No Rio de Janeiro, numa noite quente e húmida, Usain Bolt correu a mais lenta das suas finais de 100 metros em Jogos Olímpicos. Pela primeira vez não bateu o recorde do mundo (como fez em Pequim, correndo em 9,69s) nem o recorde olímpico (os 9,63 que estabeleceu em Londres). No Brasil, perante um estádio que esteve, claramente, todo o tempo, a apoiá-lo enquanto vaiava o americano Justin Gatlin por causa do seu passado ligado ao doping, Usain Bolt limitou-se a fazer aquilo que sabe fazer melhor: ganhar. Sem precisar de superar as suas próprias marcas, nomeadamente os 9,58 do recorde do mundo que estabeleceu, em 2009, em Berlim. Mas assinou com o seu nome aquele que será, de certeza, o seu recorde mais duradouro, aquele que ficará na história por muitos e muitos anos: é o primeiro atleta a sagrar-se campeão olímpico dos 100 metros pela terceira vez consecutiva.

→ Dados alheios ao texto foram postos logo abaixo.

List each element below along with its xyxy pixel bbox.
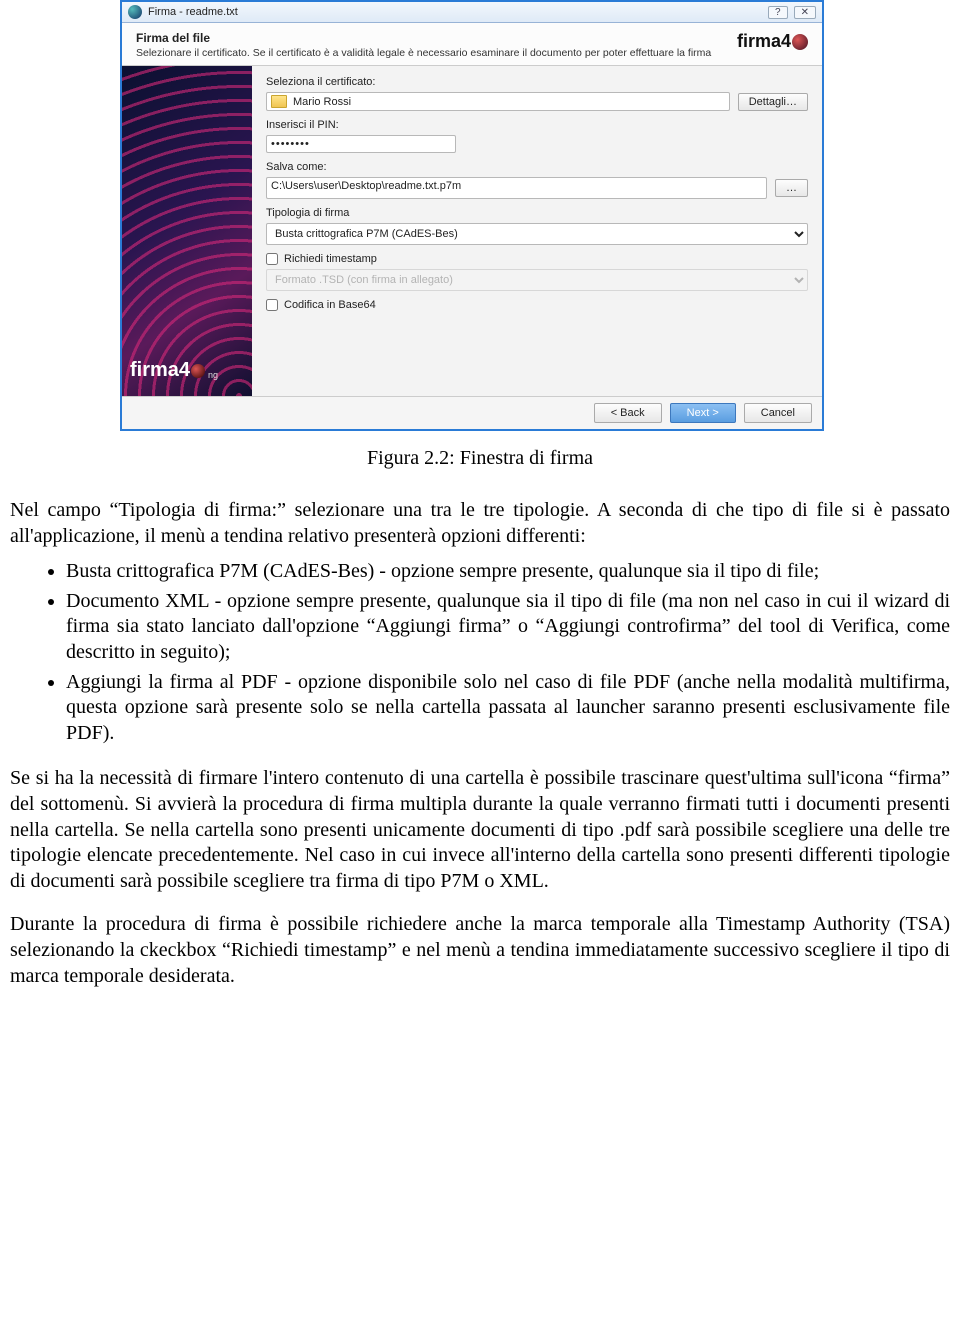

A proeza foi alcançada num corrida tipicamente à Usain Bolt: um arranque lento e um final demolidor. Nos primeiros 30 metros, o jamaicano ia claramente atrasado face a Justin Gatlin, 34 anos, o campeão olímpico de Atenas 2004 – o último da era pré-Bolt – e que, depois de ter passado quatro anos suspenso devido ingestão de substâncias proibidas, regressou para tentar afirmar-se como o “homem que destronou Usain Bolt”. Tentou-o, há um ano, nos Mundiais de Atletismo, em Pequim, e voltou a procurar essa façanha, agora, no Rio de Janeiro. Nas duas vezes limitou-se a ganhar a medalha de prata. E a ter o mesmo tratamento por parte da multidão: uma vaia monumental sempre que o seu nome é pronunciado.
Mais ninguém no mundo do atletismo tem uma aceleração sequer aproximada à que Usain Bolt consegue imprimir a partir dos 30 metros. É aí que, depois de conseguir endireitar o tronco após as passadas iniciais, ele explode literalmente. E galga metros com as suas pernas compridas, num movimento poderoso que parece deixar, em comparação, os adversários subitamente mais lentos e pesados. Pura ilusão: Bolt é que corre mais rápido do que todos os outros.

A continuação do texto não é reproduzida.